1960年代の日本の風景をポップに表現した『ひよっこ』のタイトルバック。ミニチュア写真家・田中達也さんの世界に映像監督・森江康太さんがCGで動きをプラス。番組スタッフもアイデアを出しながら作り上げました。日常にあるものを別のものに“見立てた” ユニークな世界の魅力&繊細なCGのみどころをたっぷりお届けします。
1960年代の日本の風景をポップに表現した『ひよっこ』のタイトルバック。ミニチュア写真家・田中達也さんの世界に映像監督・森江康太さんがCGで動きをプラス。番組スタッフもアイデアを出しながら作り上げました。日常にあるものを別のものに“見立てた” ユニークな世界の魅力&繊細なCGのみどころをたっぷりお届けします。

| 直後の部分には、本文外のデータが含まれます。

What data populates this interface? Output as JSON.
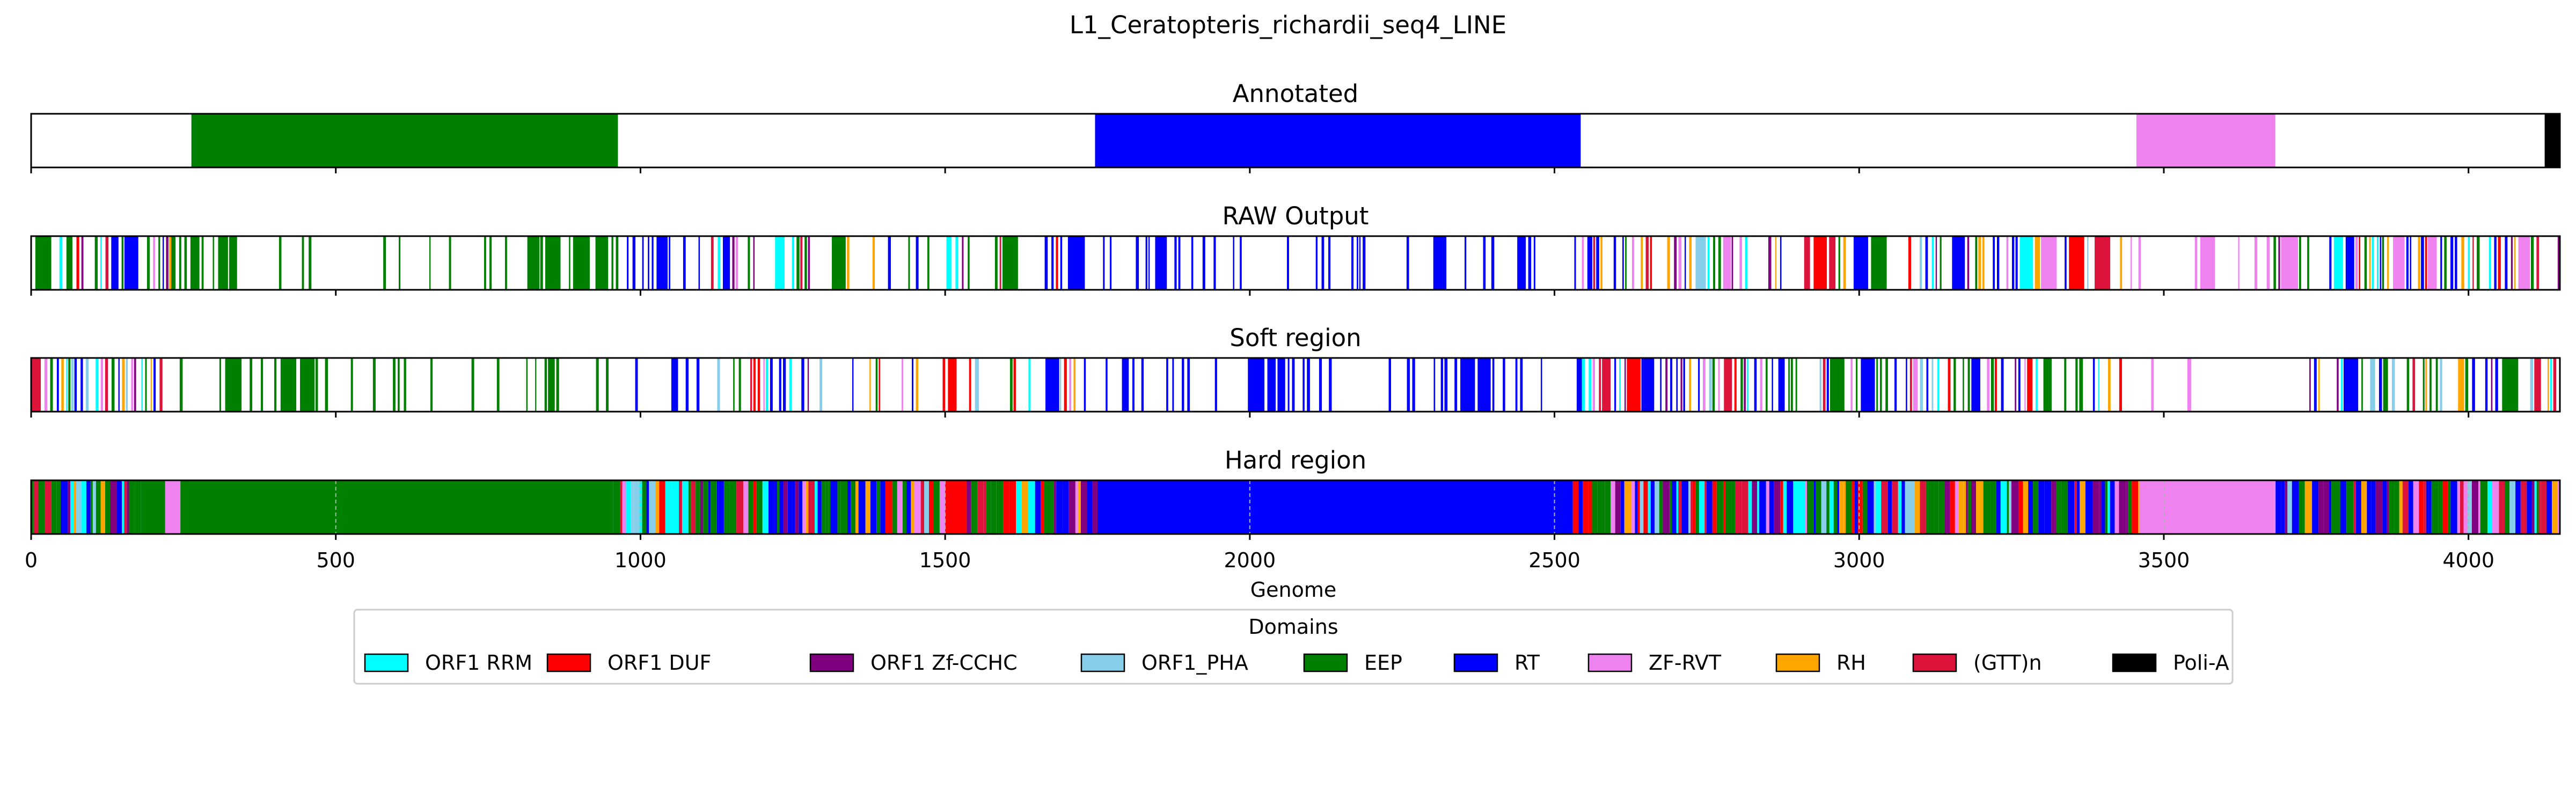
{
  "chart_data": {
    "type": "track",
    "title": "L1_Ceratopteris_richardii_seq4_LINE",
    "xlabel": "Genome",
    "xlim": [
      0,
      4150
    ],
    "xticks": [
      0,
      500,
      1000,
      1500,
      2000,
      2500,
      3000,
      3500,
      4000
    ],
    "legend": {
      "title": "Domains",
      "placement": "bottom-center",
      "entries": [
        {
          "name": "ORF1 RRM",
          "color": "#00ffff"
        },
        {
          "name": "ORF1 DUF",
          "color": "#ff0000"
        },
        {
          "name": "ORF1 Zf-CCHC",
          "color": "#800080"
        },
        {
          "name": "ORF1_PHA",
          "color": "#87ceeb"
        },
        {
          "name": "EEP",
          "color": "#008000"
        },
        {
          "name": "RT",
          "color": "#0000ff"
        },
        {
          "name": "ZF-RVT",
          "color": "#ee82ee"
        },
        {
          "name": "RH",
          "color": "#ffa500"
        },
        {
          "name": "(GTT)n",
          "color": "#dc143c"
        },
        {
          "name": "Poli-A",
          "color": "#000000"
        }
      ]
    },
    "panels": [
      {
        "title": "Annotated",
        "grid": false,
        "segments": [
          {
            "start": 263,
            "end": 963,
            "domain": "EEP"
          },
          {
            "start": 1746,
            "end": 2543,
            "domain": "RT"
          },
          {
            "start": 3455,
            "end": 3683,
            "domain": "ZF-RVT"
          },
          {
            "start": 4125,
            "end": 4150,
            "domain": "Poli-A"
          }
        ]
      },
      {
        "title": "RAW Output",
        "grid": false,
        "composition": [
          {
            "from": 0,
            "to": 230,
            "domain": "mixed",
            "density": 0.8
          },
          {
            "from": 230,
            "to": 970,
            "domain": "EEP",
            "density": 0.45
          },
          {
            "from": 970,
            "to": 1100,
            "domain": "RT",
            "density": 0.4
          },
          {
            "from": 1100,
            "to": 1750,
            "domain": "mixed",
            "density": 0.45
          },
          {
            "from": 1750,
            "to": 2545,
            "domain": "RT",
            "density": 0.45
          },
          {
            "from": 2545,
            "to": 3440,
            "domain": "mixed",
            "density": 0.7
          },
          {
            "from": 3440,
            "to": 3680,
            "domain": "ZF-RVT",
            "density": 0.25
          },
          {
            "from": 3680,
            "to": 4150,
            "domain": "mixed",
            "density": 0.75
          }
        ]
      },
      {
        "title": "Soft region",
        "grid": false,
        "composition": [
          {
            "from": 0,
            "to": 230,
            "domain": "mixed",
            "density": 0.8
          },
          {
            "from": 230,
            "to": 970,
            "domain": "EEP",
            "density": 0.45
          },
          {
            "from": 970,
            "to": 1100,
            "domain": "RT",
            "density": 0.45
          },
          {
            "from": 1100,
            "to": 1750,
            "domain": "mixed",
            "density": 0.45
          },
          {
            "from": 1750,
            "to": 2545,
            "domain": "RT",
            "density": 0.45
          },
          {
            "from": 2545,
            "to": 3440,
            "domain": "mixed",
            "density": 0.7
          },
          {
            "from": 3440,
            "to": 3680,
            "domain": "ZF-RVT",
            "density": 0.25
          },
          {
            "from": 3680,
            "to": 4150,
            "domain": "mixed",
            "density": 0.75
          }
        ]
      },
      {
        "title": "Hard region",
        "grid": true,
        "composition": [
          {
            "from": 0,
            "to": 180,
            "domain": "mixed",
            "density": 1.0
          },
          {
            "from": 180,
            "to": 220,
            "domain": "EEP",
            "density": 1.0
          },
          {
            "from": 220,
            "to": 245,
            "domain": "ZF-RVT",
            "density": 1.0
          },
          {
            "from": 245,
            "to": 955,
            "domain": "EEP",
            "density": 1.0
          },
          {
            "from": 955,
            "to": 1500,
            "domain": "mixed",
            "density": 1.0
          },
          {
            "from": 1500,
            "to": 1535,
            "domain": "ORF1 DUF",
            "density": 1.0
          },
          {
            "from": 1535,
            "to": 1750,
            "domain": "mixed",
            "density": 1.0
          },
          {
            "from": 1750,
            "to": 2530,
            "domain": "RT",
            "density": 1.0
          },
          {
            "from": 2530,
            "to": 3460,
            "domain": "mixed",
            "density": 1.0
          },
          {
            "from": 3460,
            "to": 3680,
            "domain": "ZF-RVT",
            "density": 1.0
          },
          {
            "from": 3680,
            "to": 4150,
            "domain": "mixed",
            "density": 1.0
          }
        ]
      }
    ]
  }
}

レトロポップを意識したかわいらしいオープニング。お菓子の缶や瓶、キャンディーでビルの街並みを表現しています。
ビルに見立てた菓子箱の上に、「ひよっこ」と書かれた看板を発見。実はほかにも「うず潮」や「おはなはん」など、1960年代の連続テレビ小説のタイトルが書いてある看板が隠れています。よーく見て、探してみてください!
靴ブラシを稲とおだ木(※)に見立てる演出も。右上にある運動靴は、劇中でみね子が履いていたもの、床面は谷田部家の土間と同じ素材というように、ドラマとリンクしている小物なども散りばめられています。
※収穫後、束ねた稲を天日干しするためのもの
田中さんの“見立て”の世界では、何らかの関係がある小物を使います。例えばこのシーンにある小物は、すべて洋服に関係するもの。手前に広がるのは洋服の野球広場。野球のベースを洋服のボタンで表現し、後ろの電柱と電線には針と糸を、電車が通る線路にはファスナーを使っています。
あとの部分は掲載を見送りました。